Dino, Gilmar, Moraes e Zanin alertam pra proibição absoluta de criar, implantar ou pagar penduricalhos
Na última quarta (6), os ministros reiteraram a proibição absoluta da criação, implantação ou pagamento de parcelas remuneratórias ou indenizatórias — os chamados “penduricalhos” — para membros do funcionalismo público de diversos setores.
Nesta sexta (8), publicaram novas decisões com conteúdo semelhante.
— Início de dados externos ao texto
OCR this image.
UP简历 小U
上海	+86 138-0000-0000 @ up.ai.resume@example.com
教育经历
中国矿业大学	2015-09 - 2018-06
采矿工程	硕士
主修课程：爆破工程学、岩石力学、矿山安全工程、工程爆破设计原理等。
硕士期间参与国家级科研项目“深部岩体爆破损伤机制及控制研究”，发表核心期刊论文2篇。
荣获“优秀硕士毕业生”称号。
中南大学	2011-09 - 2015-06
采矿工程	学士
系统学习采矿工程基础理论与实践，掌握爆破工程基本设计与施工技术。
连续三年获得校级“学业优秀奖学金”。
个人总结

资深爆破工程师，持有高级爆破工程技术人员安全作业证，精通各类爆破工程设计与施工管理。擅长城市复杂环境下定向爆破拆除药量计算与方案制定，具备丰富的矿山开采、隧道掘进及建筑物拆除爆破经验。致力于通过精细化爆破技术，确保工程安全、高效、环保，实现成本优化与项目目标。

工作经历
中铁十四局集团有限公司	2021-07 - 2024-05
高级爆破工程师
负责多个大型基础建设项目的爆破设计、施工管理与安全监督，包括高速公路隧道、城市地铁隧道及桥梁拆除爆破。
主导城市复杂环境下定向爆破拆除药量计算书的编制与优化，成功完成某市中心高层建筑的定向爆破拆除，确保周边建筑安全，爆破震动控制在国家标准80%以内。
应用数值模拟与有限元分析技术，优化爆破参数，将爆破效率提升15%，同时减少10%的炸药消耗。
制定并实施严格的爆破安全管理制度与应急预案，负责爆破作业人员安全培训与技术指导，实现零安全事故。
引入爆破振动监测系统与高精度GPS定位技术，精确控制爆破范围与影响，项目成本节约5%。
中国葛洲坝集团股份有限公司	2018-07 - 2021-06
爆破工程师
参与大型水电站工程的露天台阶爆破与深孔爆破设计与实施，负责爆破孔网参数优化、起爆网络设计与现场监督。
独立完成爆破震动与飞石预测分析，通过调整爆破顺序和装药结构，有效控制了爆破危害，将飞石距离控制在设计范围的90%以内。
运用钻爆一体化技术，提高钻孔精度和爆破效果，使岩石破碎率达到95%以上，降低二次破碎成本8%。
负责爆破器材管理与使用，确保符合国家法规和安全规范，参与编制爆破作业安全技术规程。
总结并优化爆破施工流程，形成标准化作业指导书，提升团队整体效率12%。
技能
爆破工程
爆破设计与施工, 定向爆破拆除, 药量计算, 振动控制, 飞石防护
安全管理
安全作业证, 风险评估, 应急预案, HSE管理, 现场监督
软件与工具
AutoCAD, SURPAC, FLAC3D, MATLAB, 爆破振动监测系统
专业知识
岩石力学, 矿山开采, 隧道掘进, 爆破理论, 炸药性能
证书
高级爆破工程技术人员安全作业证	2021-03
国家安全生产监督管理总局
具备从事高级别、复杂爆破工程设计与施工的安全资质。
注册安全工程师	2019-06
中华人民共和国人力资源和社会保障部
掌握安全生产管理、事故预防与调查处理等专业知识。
Veja o que dizem as decisões:
Mudanças estruturais
Segundo as determinações, não terão efeitos mudanças como revisões, reclassificações ou reestruturações de comarcas, ofícios, unidades funcionais, cargos e funções.
O STF citou como exemplos a criação de novas classificações de comarcas como de “difícil provimento”, desdobramentos de ofícios, novas regras de plantão funcional e gratificações por acúmulo de funções.
O entendimento da Corte é que essas medidas representam tentativas de contornar a decisão do plenário do STF, tomada em 25 de março de 2026, sobre limites ao pagamento de vantagens e benefícios funcionais.
A decisão também determina que todos os pagamentos sejam registrados em um único contracheque, que deverá refletir de forma transparente os valores efetivamente depositados nas contas bancárias dos integrantes dos órgãos atingidos pela medida.
A decisão do STF contra penduricalhos
Em março deste ano, o STF decidiu que os pagamentos de parcelas indenizatórias ou auxílios previstos em decisões administrativas, resoluções, leis estaduais são inconstitucionais, devem ser interrompidos imediatamente.
Foi proibida a conversão em pagamento em dinheiro de licença-prêmio, licença compensatória por exercício de plantão judiciário e de custódia ou qualquer outra licença ou auxílio cujo pagamento não esteja expressamente autorizado na tese.
Além disso, foi vedada a concessão do pagamento quando as funções a serem exercidas forem inerentes ao cargo de magistrado, como atuação em turmas, sessões e plenário, comissões, atuação no Conselho Superior da Magistratura.
Pela decisão, enquanto não editada a lei para regulamentar o tema, é possível somente a concessão das seguintes verbas:
parcela de valorização por tempo de antiguidade da carreira, para ativos e inativos (5% da remuneração a cada 5 anos de efetivo exercício em atividade jurídica, até o limite de 35%);
diárias;
ajuda de custo em caso de remoção, promoção ou nomeação que importe em alteração do domicílio legal;
pró-labore pela atividade de magistério;
gratificação por exercício em comarca de difícil provimento;
indenização de férias não gozadas no máximo de 30 dias;
gratificação por exercício cumulativo de jurisdição;
pagamento de eventuais valores retroativos reconhecidos por decisão judicial ou administrativa, anteriores a fevereiro de 2026.